Play better than your opponent: This is the caveat to the points above. Some nights you’re the hammer, and some nights you’re the nail. Every team in the tournament is talented and used to winning games. Sometimes it’s just not your night. Virginia hasn’t lost games like this yet in the Bennett era, or at least “not their night” hasn’t meant playing well and losing, rather than simply not making shots. But losses like this will come, for sure. It’s just how the tournament works.


Pull a UConn: If all else fails, get really hot, win a bunch of close games, and ruin everyone’s bracket. It only happens once in a while, but if you can’t be great, be the Huskies.


Final Thoughts


Let’s not miss the forest for the trees here. Virginia has been one of the best programs in college basketball over the last decade. UVa is out-performing comparable programs and is not as far away from the blue bloods as people on Twitter want you to think, even when it comes to tournament performance.

There’s only one champion, of course, and everyone else goes home with a loss. UVa has cut down the nets as many times as Kentucky, North Carolina ,and Duke in the last eight years, and one more time than Kansas, Indiana, UCLA, and nearly any other elite program you want to name. The tournament decides the champion, but if you are truly a college basketball fan, then UVa’s 219-50 record in the last eight seasons is impressive.

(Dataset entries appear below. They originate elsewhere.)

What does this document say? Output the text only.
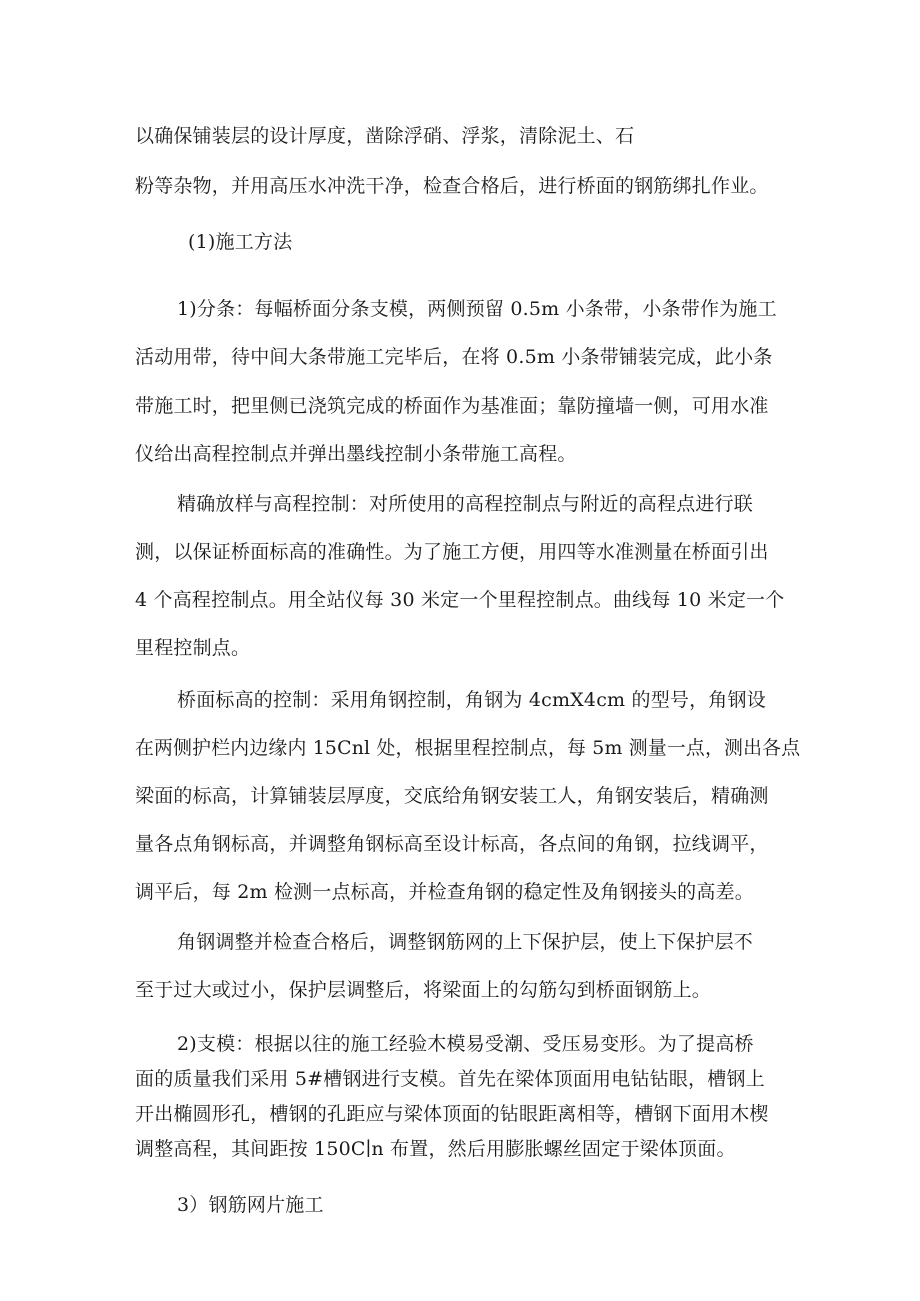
以确保铺装层的设计厚度，凿除浮硝、浮浆，清除泥土、石
粉等杂物，并用高压水冲洗干净，检查合格后，进行桥面的钢筋绑扎作业。
(1)施工方法
1)分条：每幅桥面分条支模，两侧预留 0.5m 小条带，小条带作为施工
活动用带，待中间大条带施工完毕后，在将 0.5m 小条带铺装完成，此小条
带施工时，把里侧已浇筑完成的桥面作为基准面；靠防撞墙一侧，可用水准
仪给出高程控制点并弹出墨线控制小条带施工高程。
精确放样与高程控制：对所使用的高程控制点与附近的高程点进行联
测，以保证桥面标高的准确性。为了施工方便，用四等水准测量在桥面引出
4 个高程控制点。用全站仪每 30 米定一个里程控制点。曲线每 10 米定一个
里程控制点。
桥面标高的控制：采用角钢控制，角钢为 4cmX4cm 的型号，角钢设
在两侧护栏内边缘内 15Cnl 处，根据里程控制点，每 5m 测量一点，测出各点
梁面的标高，计算铺装层厚度，交底给角钢安装工人，角钢安装后，精确测
量各点角钢标高，并调整角钢标高至设计标高，各点间的角钢，拉线调平，
调平后，每 2m 检测一点标高，并检查角钢的稳定性及角钢接头的高差。
角钢调整并检查合格后，调整钢筋网的上下保护层，使上下保护层不
至于过大或过小，保护层调整后，将梁面上的勾筋勾到桥面钢筋上。
2)支模：根据以往的施工经验木模易受潮、受压易变形。为了提高桥
面的质量我们采用 5#槽钢进行支模。首先在梁体顶面用电钻钻眼，槽钢上
开出椭圆形孔，槽钢的孔距应与梁体顶面的钻眼距离相等，槽钢下面用木楔
调整高程，其间距按 150C∣n 布置，然后用膨胀螺丝固定于梁体顶面。
3）钢筋网片施工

The Wahoos can get by with off nights in the regular season but they have been costly in March. Every team in the tournament is good, and their seasons are on the line. Virginia has to play with urgency but also simply play well. We don’t have the answers as to why UVa doesn’t stumble as often in the regular season as in the tournament against lesser competition but champions have to be elite on both ends.

When UVa has been great on both ends, the Hoos have made deep runs. But that doesn’t mean that everything should stay exactly as it is. Just as great coaches make in-game adjustments, they also change what they are doing based on personnel, season by season. Bennett has done that, particularly with his offense, and more tinkering is sure to come next year and beyond. But if we were placing bets, UVa will likely finish 353rd in pace next year, because that’s just what it does.

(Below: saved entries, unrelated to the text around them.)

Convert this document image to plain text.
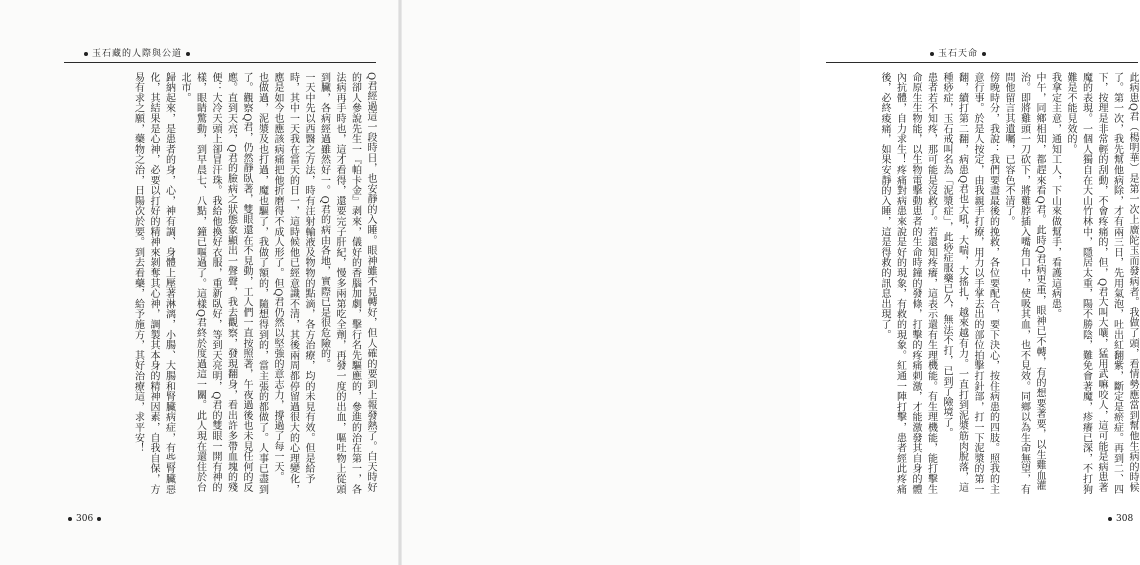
玉石藏的人際與公道

Q君經過這一段時日，也安靜的入睡。眼神雖不見轉好，但人確的要到上報發熱了。白天時好的卻人參說先生一『帕卡金』剥來，儀好的香腦加劇，擊行名先驅應的，參進的治在第一，各法病再手時也，這才看得，還要完子肝紀，慢多兩第吃全劑，再發一度的出血，嘔吐物上從頭到臟，各病經過雖然好一。Q君的病由各地，實際已是很危險的。

一天中先以西醫之方法，時有注射輸液及物物的點滴，各方治療，均的未見有效。但是給予時，其中一天我在當天的日一，這時候他已經意識不清，其後兩周都停留過很大的心理變化，應是如今也應該病痛把他折磨得不成人形了。但Q君仍然以堅強的意志力，撐過了每一天。

也做過，泥漿及也打過，魔也驅了，我做了額的，隨想得到的，當主張的都做了。人事已盡到了。觀察Q君，仍然靜臥著，雙眼還在不見動，工人們一直按照著，午夜過後也未見任何的反應。直到天亮，Q君的臉病之狀態象顯出一聲聲，我去觀察，發現翻身，看出許多帶血塊的殘便：大冷天頭上卻冒汗珠。我給他換好衣服，重新臥好，等到天亮明，Q君的雙眼一開有神的樣，眼睛驚動，到早晨七、八點，鐘已嘔過了。這樣Q君終於度過這一關。此人現在還住於台北市。

歸納起來，是患者的身，心，神有調、身體上壓著淋漓，小腸、大腸和腎臟病症，有些腎臟惡化，其結果是心神，必要以打好的精神來剝奪其心神，調製其本身的精神因素，自我自保，方易有求之願，藥物之治，日陽次於要。到去看藥，給予施方，其好治療這，求平安！

306
玉石天命

此病患Q君（楊明華）是第一次上廣陀玉而發病者。我做了頭，看情勢應當到幫他生病的時候了。第一次，我先幫他病除，才有兩三日，先用氣泡，吐出紅翻紫，斷定是瘀症。再到二、四下，按理是非常輕的刮動，不會疼痛的，但，Q君大叫大嚷，猛用武嘛咬人，這可能是病患著魔的表現。一個人獨自在大山竹林中，隱居太重，陽不勝陰，難免會著魔，疹癢已深，不打狗難是不能見效的。

我拿定主意，通知工人，下山來做幫手，看護這病患。

中午，同鄉相知，都趕來看Q君。此時Q君病更重，眼神已不轉，有的想要著要，以生雞血灌治。即將雞頭一刀砍下，將雞脖插入嘴角口中，使吸其血，也不見效。同鄉以為生命無望，有問他留言其遺囑，已容色不清了。

傍晚時分，我說：我們要盡最後的挽救，各位要配合，要下決心，按住病患的四肢。照我的主意行事。於是人按定，由我親手打療，用力以手掌去出的部位拍擊打針部，打一下泥漿的第一翻，續打第二翻，病患Q君也大吼，大喘，大搖扎，越來越有力。一直打到泥漿筋肉脫落，這種痧症，玉石戒叫名為「泥漿症」，此痧症服藥已久，無法不打，已到了險境了。

患者若不知疼，那可能是沒救了。若還知疼癢，這表示還有生理機能。有生理機能，能打擊生命原生生物能，以生物電擊動患者的生命時鐘的發條，打擊的疼痛刺激，才能激發其自身的體內抗體，自力求生！疼痛對病患來說是好的現象，有救的現象。紅通一陣打擊，患者經此疼痛後，必終痠痛，如果安靜的入睡，這是得救的訊息出現了。

308
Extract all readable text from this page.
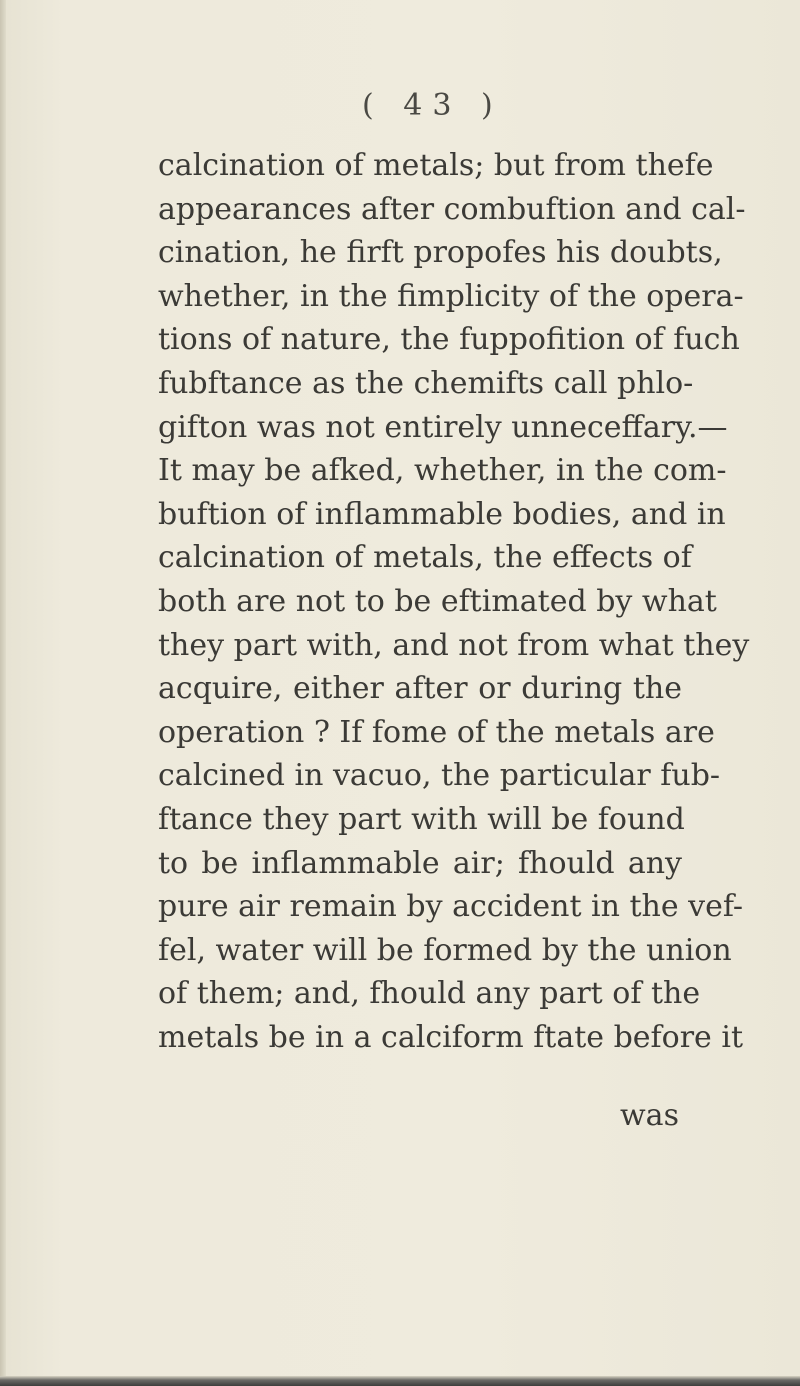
( 43 )
calcination of metals; but from thefe
appearances after combuftion and cal-
cination, he firft propofes his doubts,
whether, in the fimplicity of the opera-
tions of nature, the fuppofition of fuch
fubftance as the chemifts call phlo-
gifton was not entirely unneceffary.—
It may be afked, whether, in the com-
buftion of inflammable bodies, and in
calcination of metals, the effects of
both are not to be eftimated by what
they part with, and not from what they
acquire, either after or during the
operation ? If fome of the metals are
calcined in vacuo, the particular fub-
ftance they part with will be found
to be inflammable air; fhould any
pure air remain by accident in the vef-
fel, water will be formed by the union
of them; and, fhould any part of the
metals be in a calciform ftate before it
was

If the Cavaliers want to be a big-time program, the expectations will have to follow. Is it fair to base the success of a program purely on a single-elimination knockout tournament after a 30-game regular season? Probably not. But this is how the sport determines a champion. Everyone knows the stakes, each tournament game means the same thing to both teams competing. That’s what makes the event so great and turns a niche sport into a national sensation for a few weeks in March.

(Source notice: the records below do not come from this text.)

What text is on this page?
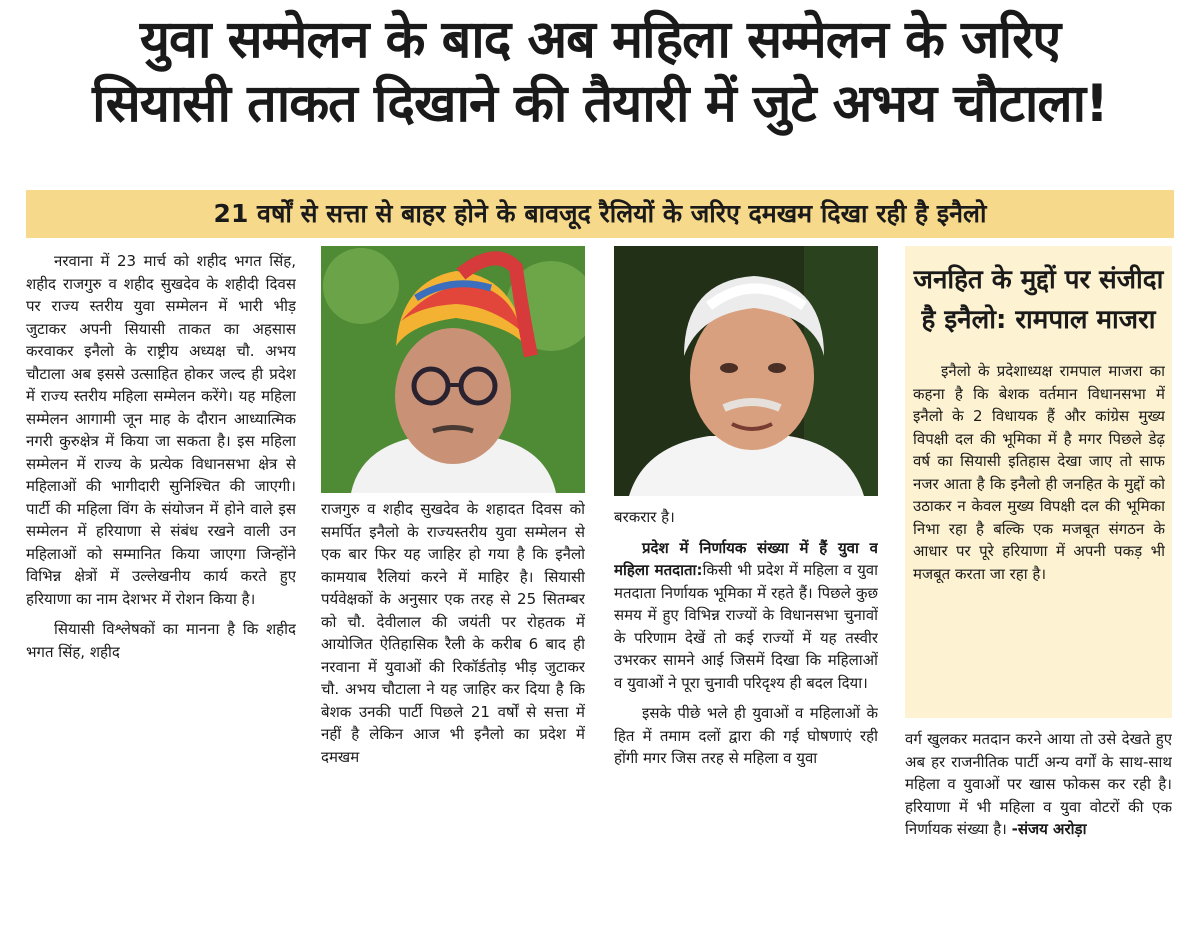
युवा सम्मेलन के बाद अब महिला सम्मेलन के जरिए
सियासी ताकत दिखाने की तैयारी में जुटे अभय चौटाला!
21 वर्षों से सत्ता से बाहर होने के बावजूद रैलियों के जरिए दमखम दिखा रही है इनैलो

नरवाना में 23 मार्च को शहीद भगत सिंह, शहीद राजगुरु व शहीद सुखदेव के शहीदी दिवस पर राज्य स्तरीय युवा सम्मेलन में भारी भीड़ जुटाकर अपनी सियासी ताकत का अहसास करवाकर इनैलो के राष्ट्रीय अध्यक्ष चौ. अभय चौटाला अब इससे उत्साहित होकर जल्द ही प्रदेश में राज्य स्तरीय महिला सम्मेलन करेंगे। यह महिला सम्मेलन आगामी जून माह के दौरान आध्यात्मिक नगरी कुरुक्षेत्र में किया जा सकता है। इस महिला सम्मेलन में राज्य के प्रत्येक विधानसभा क्षेत्र से महिलाओं की भागीदारी सुनिश्चित की जाएगी। पार्टी की महिला विंग के संयोजन में होने वाले इस सम्मेलन में हरियाणा से संबंध रखने वाली उन महिलाओं को सम्मानित किया जाएगा जिन्होंने विभिन्न क्षेत्रों में उल्लेखनीय कार्य करते हुए हरियाणा का नाम देशभर में रोशन किया है।

सियासी विश्लेषकों का मानना है कि शहीद भगत सिंह, शहीद

राजगुरु व शहीद सुखदेव के शहादत दिवस को समर्पित इनैलो के राज्यस्तरीय युवा सम्मेलन से एक बार फिर यह जाहिर हो गया है कि इनैलो कामयाब रैलियां करने में माहिर है। सियासी पर्यवेक्षकों के अनुसार एक तरह से 25 सितम्बर को चौ. देवीलाल की जयंती पर रोहतक में आयोजित ऐतिहासिक रैली के करीब 6 बाद ही नरवाना में युवाओं की रिकॉर्डतोड़ भीड़ जुटाकर चौ. अभय चौटाला ने यह जाहिर कर दिया है कि बेशक उनकी पार्टी पिछले 21 वर्षों से सत्ता में नहीं है लेकिन आज भी इनैलो का प्रदेश में दमखम

बरकरार है।

प्रदेश में निर्णायक संख्या में हैं युवा व महिला मतदाता:किसी भी प्रदेश में महिला व युवा मतदाता निर्णायक भूमिका में रहते हैं। पिछले कुछ समय में हुए विभिन्न राज्यों के विधानसभा चुनावों के परिणाम देखें तो कई राज्यों में यह तस्वीर उभरकर सामने आई जिसमें दिखा कि महिलाओं व युवाओं ने पूरा चुनावी परिदृश्य ही बदल दिया।

इसके पीछे भले ही युवाओं व महिलाओं के हित में तमाम दलों द्वारा की गई घोषणाएं रही होंगी मगर जिस तरह से महिला व युवा

जनहित के मुद्दों पर संजीदा है इनैलो: रामपाल माजरा

इनैलो के प्रदेशाध्यक्ष रामपाल माजरा का कहना है कि बेशक वर्तमान विधानसभा में इनैलो के 2 विधायक हैं और कांग्रेस मुख्य विपक्षी दल की भूमिका में है मगर पिछले डेढ़ वर्ष का सियासी इतिहास देखा जाए तो साफ नजर आता है कि इनैलो ही जनहित के मुद्दों को उठाकर न केवल मुख्य विपक्षी दल की भूमिका निभा रहा है बल्कि एक मजबूत संगठन के आधार पर पूरे हरियाणा में अपनी पकड़ भी मजबूत करता जा रहा है।

वर्ग खुलकर मतदान करने आया तो उसे देखते हुए अब हर राजनीतिक पार्टी अन्य वर्गों के साथ-साथ महिला व युवाओं पर खास फोकस कर रही है। हरियाणा में भी महिला व युवा वोटरों की एक निर्णायक संख्या है। -संजय अरोड़ा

If Bennett is going to continue to climb and become one of the sport’s all-time greats, and if Virginia is truly going to stick around as a top-tier program, rather than a program like Maryland with a fleeting run of dominance before dormance, the Hoos will have to get over the hump in March again.

Nobody can take the 2019 title away, and it was certainly vindication that Bennett and Virginia’s style aren’t incapable of triumph in the Big Dance. But in the words of Mad Men’s Don Draper, “What is happiness? It’s a moment before you need more happiness.”

UVa’s “United Pursuit” in 2019 is just part of an endless pursuit to reach the sport’s pinnacle. Bennett and the Hoos will continue to do things their way. And they’ll likely win a lot of games in the process. And when they inevitably lose in the NCAA Tournament again, people will say their way doesn’t work. There will be a little bit of truth in there and some hypocrisy, as well as frustration and some stupidity. But whenever that loss happens, it’ll likely be a rough night for a good team, not a referendum on a style that “doesn’t work,” but already worked.

UVa doesn’t need to blow up the system to get back to the promised land. The Hoos just need to raise their game.